Aber was für eine einsame Idylle fanden wir da.















Später war es wieder ein Hinweis,
der uns zu der Ausgrabung einer römischen Villa führte.
Da war es sehr angenehm dass über den rekonstruierten Resten der Mauern
ein Steg angelegt war.
Denn so konnte Gisela dieses Objekt auch mal sehr genau sehen.











Di 08.08.2017

Wieder bei schönem Wetter starteten wir dann zu unserem ersten Trip nach Luxemburg.

Unterwegs sahen wir dann die beeindruckenden Sendeanlagen von RTL.
Also wurde Gisela mal klar, woher die Sendungen kamen, die sie
früher in Leipzig mit so viel Mühe auf Kurzwelle mit Begeisterung gehört hatte.










Die Stadt Luxemburg war dann eine Enttäuschung für uns.
Eingezwängt in ein enges Tal und durch die Reste der alten Festungsanlagen
blieb einfach kein Platz für ausreichend Parkplätze,
vor allem für Behinderte.

Also mussten wir uns mit einer Rundfahrt begnügen,
obwohl doch erkennbar soviel Spannendes zu besichtigen gewesen wäre.











Mi 09.08.2017

Schade auch. Die nette Familie aus Fürstenwald in Brandenburg, mit der wir
uns bei einem Glas Lambrusko angefreundet hatten, reiste ab.
Vor allem Pucky vermisste ihren neuen Freund.

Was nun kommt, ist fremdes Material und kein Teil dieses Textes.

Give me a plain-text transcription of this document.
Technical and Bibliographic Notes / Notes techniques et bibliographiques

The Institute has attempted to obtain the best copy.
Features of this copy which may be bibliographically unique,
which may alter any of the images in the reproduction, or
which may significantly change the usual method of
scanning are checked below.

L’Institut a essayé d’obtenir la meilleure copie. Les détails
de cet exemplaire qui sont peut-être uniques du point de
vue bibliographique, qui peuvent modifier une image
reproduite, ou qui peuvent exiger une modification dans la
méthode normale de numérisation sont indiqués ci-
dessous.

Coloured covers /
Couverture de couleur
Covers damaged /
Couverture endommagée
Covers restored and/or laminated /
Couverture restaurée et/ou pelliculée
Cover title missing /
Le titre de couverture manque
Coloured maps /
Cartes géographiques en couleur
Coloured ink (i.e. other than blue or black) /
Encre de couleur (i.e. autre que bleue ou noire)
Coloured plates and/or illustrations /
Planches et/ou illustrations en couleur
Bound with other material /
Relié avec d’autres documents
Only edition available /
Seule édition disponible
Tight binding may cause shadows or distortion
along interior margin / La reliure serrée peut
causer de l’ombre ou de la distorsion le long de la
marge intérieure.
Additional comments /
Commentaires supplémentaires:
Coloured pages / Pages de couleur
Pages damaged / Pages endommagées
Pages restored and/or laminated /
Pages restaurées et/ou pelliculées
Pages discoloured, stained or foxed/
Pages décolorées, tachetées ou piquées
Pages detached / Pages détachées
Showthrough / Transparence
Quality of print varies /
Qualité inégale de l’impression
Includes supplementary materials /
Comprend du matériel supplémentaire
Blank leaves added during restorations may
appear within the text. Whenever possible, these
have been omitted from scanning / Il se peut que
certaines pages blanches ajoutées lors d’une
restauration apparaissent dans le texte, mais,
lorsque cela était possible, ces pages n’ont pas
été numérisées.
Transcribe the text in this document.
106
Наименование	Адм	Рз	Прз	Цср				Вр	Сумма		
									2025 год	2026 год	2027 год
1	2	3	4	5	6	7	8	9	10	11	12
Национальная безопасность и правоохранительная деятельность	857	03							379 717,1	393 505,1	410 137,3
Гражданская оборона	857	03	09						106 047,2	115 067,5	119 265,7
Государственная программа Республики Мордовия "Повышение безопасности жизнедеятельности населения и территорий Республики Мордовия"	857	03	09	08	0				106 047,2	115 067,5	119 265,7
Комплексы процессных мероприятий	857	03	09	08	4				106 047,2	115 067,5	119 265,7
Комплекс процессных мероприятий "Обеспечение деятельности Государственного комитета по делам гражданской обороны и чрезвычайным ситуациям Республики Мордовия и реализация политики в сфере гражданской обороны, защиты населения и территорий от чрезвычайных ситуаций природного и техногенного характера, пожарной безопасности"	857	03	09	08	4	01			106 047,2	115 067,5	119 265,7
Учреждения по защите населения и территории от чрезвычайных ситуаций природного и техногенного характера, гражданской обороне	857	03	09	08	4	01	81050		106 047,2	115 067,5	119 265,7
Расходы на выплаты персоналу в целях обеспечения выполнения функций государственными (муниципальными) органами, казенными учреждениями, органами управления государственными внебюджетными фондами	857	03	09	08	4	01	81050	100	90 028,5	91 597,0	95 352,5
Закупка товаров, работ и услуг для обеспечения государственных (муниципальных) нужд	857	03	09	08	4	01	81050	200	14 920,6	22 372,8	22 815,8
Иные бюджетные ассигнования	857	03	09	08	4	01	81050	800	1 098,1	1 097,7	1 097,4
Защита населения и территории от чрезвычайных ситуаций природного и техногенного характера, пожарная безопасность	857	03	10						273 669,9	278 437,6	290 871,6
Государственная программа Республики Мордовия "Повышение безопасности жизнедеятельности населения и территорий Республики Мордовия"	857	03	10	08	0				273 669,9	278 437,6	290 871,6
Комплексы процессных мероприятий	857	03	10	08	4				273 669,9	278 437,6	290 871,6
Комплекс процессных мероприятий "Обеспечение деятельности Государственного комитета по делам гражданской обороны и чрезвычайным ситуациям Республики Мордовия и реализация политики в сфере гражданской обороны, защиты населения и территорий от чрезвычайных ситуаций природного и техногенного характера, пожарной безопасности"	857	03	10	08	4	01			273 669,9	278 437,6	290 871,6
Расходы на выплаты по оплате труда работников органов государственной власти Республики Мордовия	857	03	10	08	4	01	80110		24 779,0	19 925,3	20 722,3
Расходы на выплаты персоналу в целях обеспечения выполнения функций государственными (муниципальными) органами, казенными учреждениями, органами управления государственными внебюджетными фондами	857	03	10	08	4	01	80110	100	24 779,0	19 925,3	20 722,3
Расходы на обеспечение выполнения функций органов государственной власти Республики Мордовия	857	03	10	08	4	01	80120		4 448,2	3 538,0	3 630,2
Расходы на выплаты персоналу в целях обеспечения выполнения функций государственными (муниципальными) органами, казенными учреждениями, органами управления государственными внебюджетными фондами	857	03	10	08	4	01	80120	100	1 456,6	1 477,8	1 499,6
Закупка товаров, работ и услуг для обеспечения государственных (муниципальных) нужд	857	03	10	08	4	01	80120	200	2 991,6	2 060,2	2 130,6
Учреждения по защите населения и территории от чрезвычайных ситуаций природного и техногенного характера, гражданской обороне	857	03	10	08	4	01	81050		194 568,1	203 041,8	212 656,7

Zum letzten Mal in dieser Woche tobte sich Pucky im Wasser der Sauer richtig aus.






Do 10.08.2017

Bei der Rückfahrt holte uns dann der Regen wieder ein. Dabei verpasste Berti dann eine Ausfahrt und so machten wir unfreiwillig eine Tour über die engen Landstraßen der Eifel.
Aber Berti war das nur recht, es schulte den Umgang mit dem Gespann doch sehr.




Resumee:

Es passt alles so wunderbar. Wir fahren ja eigentlich alle drei Monate nach Luxemburg um günstig Sprit und Tabak zu kaufen. Aber nun fanden wir auch diesen bemerkenswerten Campingplatz, auf dem wir uns sehr wohl fühlen. Dorthin kehren wir also auch in Zukunft gerne zurück.

Bedingt durch den Umweg in der Eifel kamen wir diesmal bei gefahrenen 449km auf eine Durchschnittsgeschwindigkeit von 66km/h und einen Durchschnittsverbrauch von 9,8ltr/100km.

In der Hauptsaison sind die Stellplätze deutlich teurer.
Also kostete uns die Reise diesmal 128,- EUR Platzmiete und 44,- EUR für den Sprit.